By PHAM-DUY NGUYEN (The NY Sun)
Gold futures plunged the most since June 2006 after the Federal Reserve
reduced American borrowing costs less than investors expected and
signaled more cuts won't be as aggressive. Silver tumbled more than 7%.
The Fed Tuesday reduced the overnight-lending rate 0.75 percentage
point to 2.25%. Interest-rate futures showed more bets on a reduction
to 2%. Two days ago, gold reached a record $1,033.90 an ounce as cuts
to the benchmark rate sent the dollar to an all-time low against the
euro.
"It's a function of expectations," a manager of $1.5 billion at Delta Global Advisors Inc. in Huntington Beach, Calif., Chip Hanlon,
said. "Market sentiment has changed to 'maybe the Fed can bail us out.'
Investors who want to own gold should be aware the correction could be
sharp in price and prolonged in time."
Gold futures for April delivery fell $59, or 5.9%, to $945.30 an ounce on the Comex division of the New York Mercantile Exchange.

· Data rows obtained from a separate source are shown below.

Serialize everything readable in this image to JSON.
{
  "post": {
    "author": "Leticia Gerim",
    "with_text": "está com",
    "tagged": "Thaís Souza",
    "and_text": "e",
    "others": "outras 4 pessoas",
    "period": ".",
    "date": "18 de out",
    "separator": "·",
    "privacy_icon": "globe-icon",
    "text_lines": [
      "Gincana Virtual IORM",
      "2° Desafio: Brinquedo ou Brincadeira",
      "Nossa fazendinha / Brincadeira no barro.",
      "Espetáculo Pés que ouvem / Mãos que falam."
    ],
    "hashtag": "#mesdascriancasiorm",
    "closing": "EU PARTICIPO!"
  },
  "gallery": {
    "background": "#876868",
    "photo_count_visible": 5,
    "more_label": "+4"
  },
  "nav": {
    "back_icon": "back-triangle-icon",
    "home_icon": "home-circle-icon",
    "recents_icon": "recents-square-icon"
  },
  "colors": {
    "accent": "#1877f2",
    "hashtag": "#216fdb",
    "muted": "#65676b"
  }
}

That marked the biggest percentage drop for a most-active contract
since June 13, 2006. The metal climbed in the previous six sessions,
gaining 3.3%.
Gold for immediate delivery dropped $37.54, or 3.8%, to $944.70 an ounce at 4:52 p.m. New York time.
Silver futures for May delivery fell $1.515, or 7.6%, to $18.445 an
ounce, marking the biggest percentage decline since August 16. The
price is still up 24% this year. Before today, gold climbed 20% in 2008
after gaining for seven straight years.
"There is some measurable support for gold in the low $900s," Mr.
Hanlon said. "There isn't heavy support until $800. It may sound like a
dramatic decline, but it's a correction in a bull market."